The largest prospective randomized trial of preoperative total parenteral nutrition (TPN) was a multiinstitutional study conducted by the Veterans Administration [12]. Only in severely malnourished patients, significantly fewer nonseptic complications (e.g., anastomotic leaks, bronchopleural fistulas) occurred in patients receiving TPN (5% vs. 43%, P = 0.03). Shukla et al. [13] studied 110 patients with benign or malignant gastrointestinal, breast, or oropharyngeal disease by comparing preoperative enteral nutrition with standard oral diets in patients undergoing major surgical procedures. Control patients received a standard oral diet and were compared to patients receiving 10 days of nasogastric enteral nutrition. Major complications were reduced from 30% in the control group to 10% in the enteral nutrient group in this study.
A recent meta-analysis of 107 studies reported that preoperative smoking was found to be associated with an increased risk of the following postoperative complications: general morbidity, wound complications, general infections, pulmonary complications, neurological complications, and admission to the intensive care unit [14]. Another meta-analysis of 140 studies investigated preoperative smoking and postoperative wound healing complications and found a higher risk of wound healing complications among smokers than among nonsmokers and smoking cessation intervention reduced surgical site infections (OR, 0.43; 95% confidence interval [CI], 0.21-0.85) [15]. In the present study, we confirmed that smoking was a high risk factor for ileus, wound infection, intra-abdominal abscess, pneumonia and anastomotic leakage.
Malnutrition was found to be associated with a significant risk of anastomotic leakage and wound infection.

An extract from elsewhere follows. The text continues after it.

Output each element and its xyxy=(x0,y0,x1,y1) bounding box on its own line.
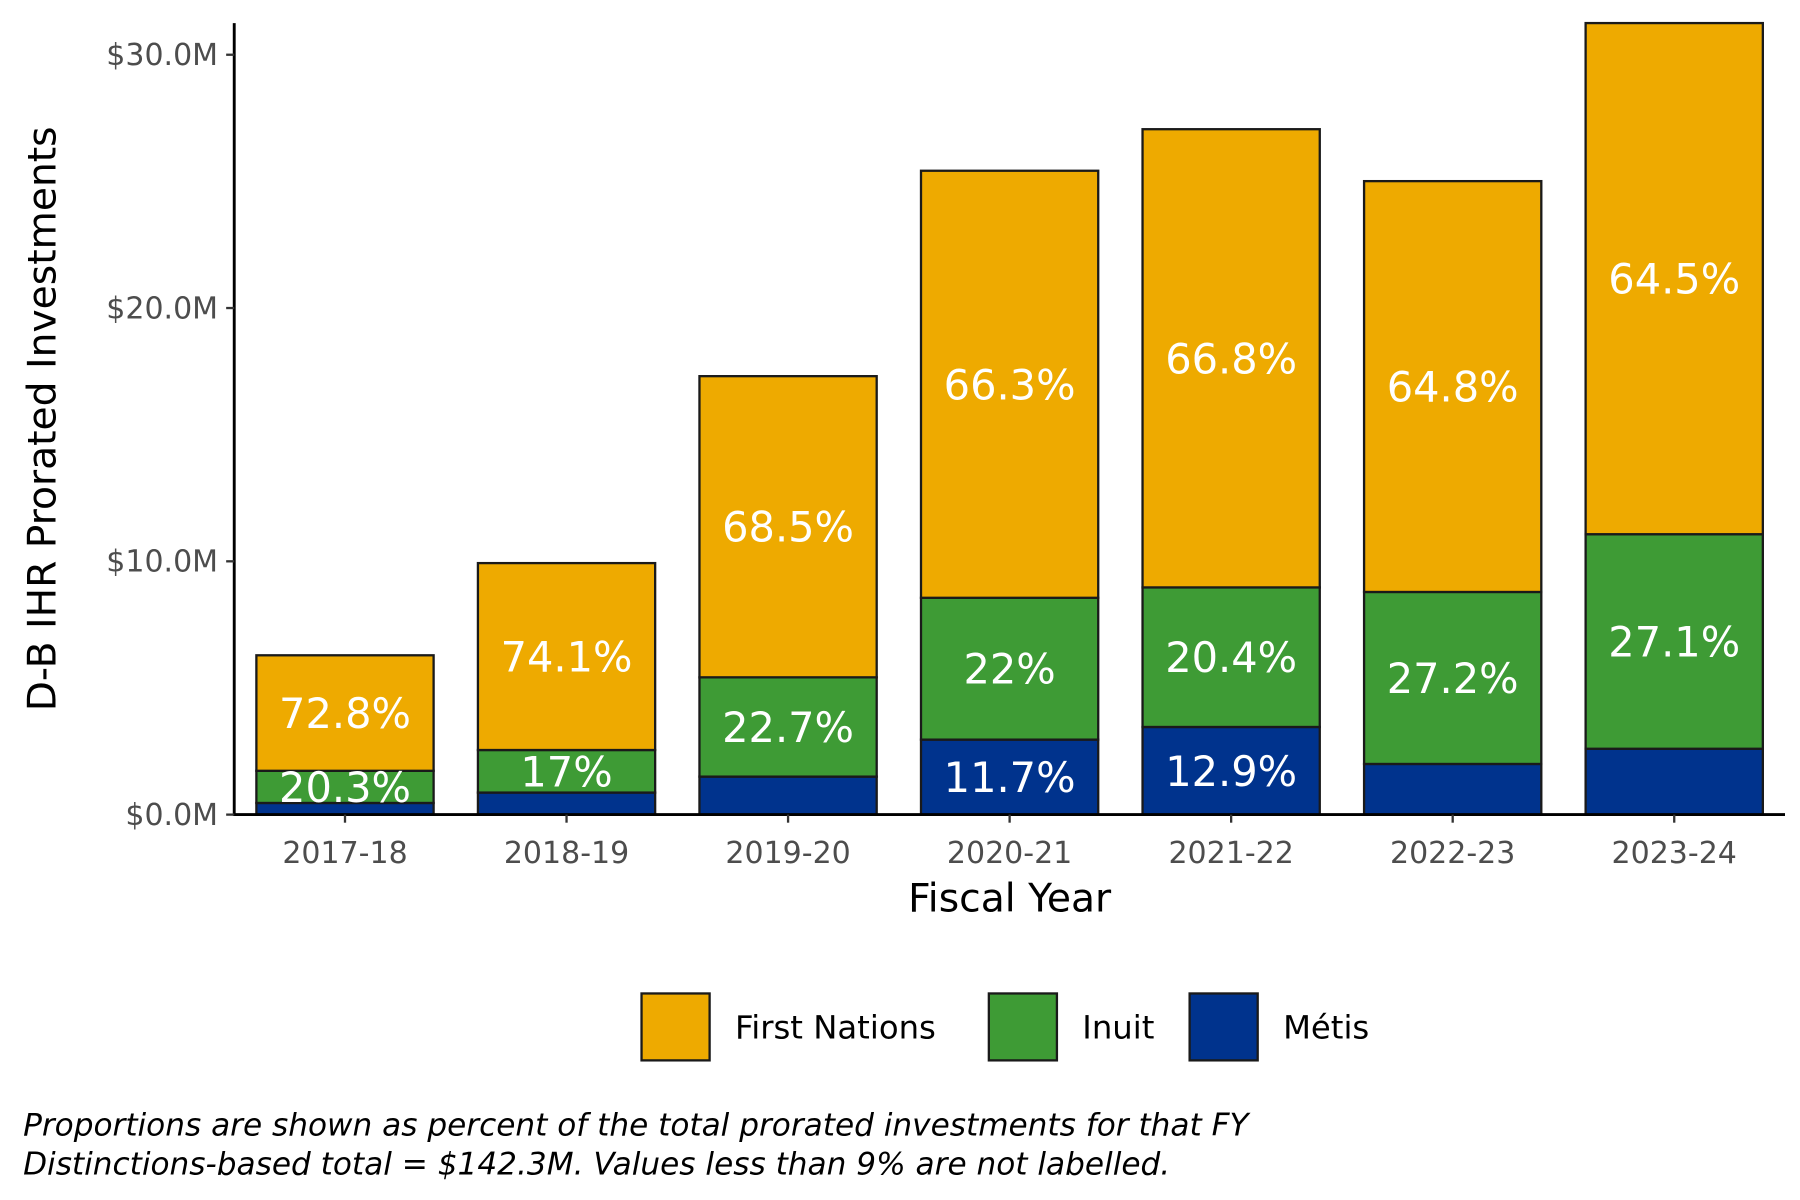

Zhu et al. [16] reported that preoperative malnutrition increased the rate of anastomotic leakage in which 132 patients underwent low anterior resection. In the series by Zhu et al. [16], anastomotic leakage increased hospital length and cost. Kang et al. [17] further supported this finding that malnutrition (OR, 2.81; 95% CI, 2.32-3.40), on multivariate analysis, was an independent risk factor for anastomotic leakage after anterior resection for rectal cancer in 72,055 patients. Putwatana et al. [18] reported that malnutrition is an important risk factor for postoperative infectious and wound complications in patients undergoing major surgery.
In conclusion, the present study has demonstrated that patients at nutritional risk have higher complication rates after surgery for colorectal cancer. Especially, malnutrition increases the rate of anastomotic leakage and wound infection. Malnutrition was also a significant risk factor for the length of hospital stay. A large scaled prospective study of whether supplementing nutritional deficits reduces postoperative complication rates is required. It is expected that NRS 2002 would be helpful in screening malnutrition.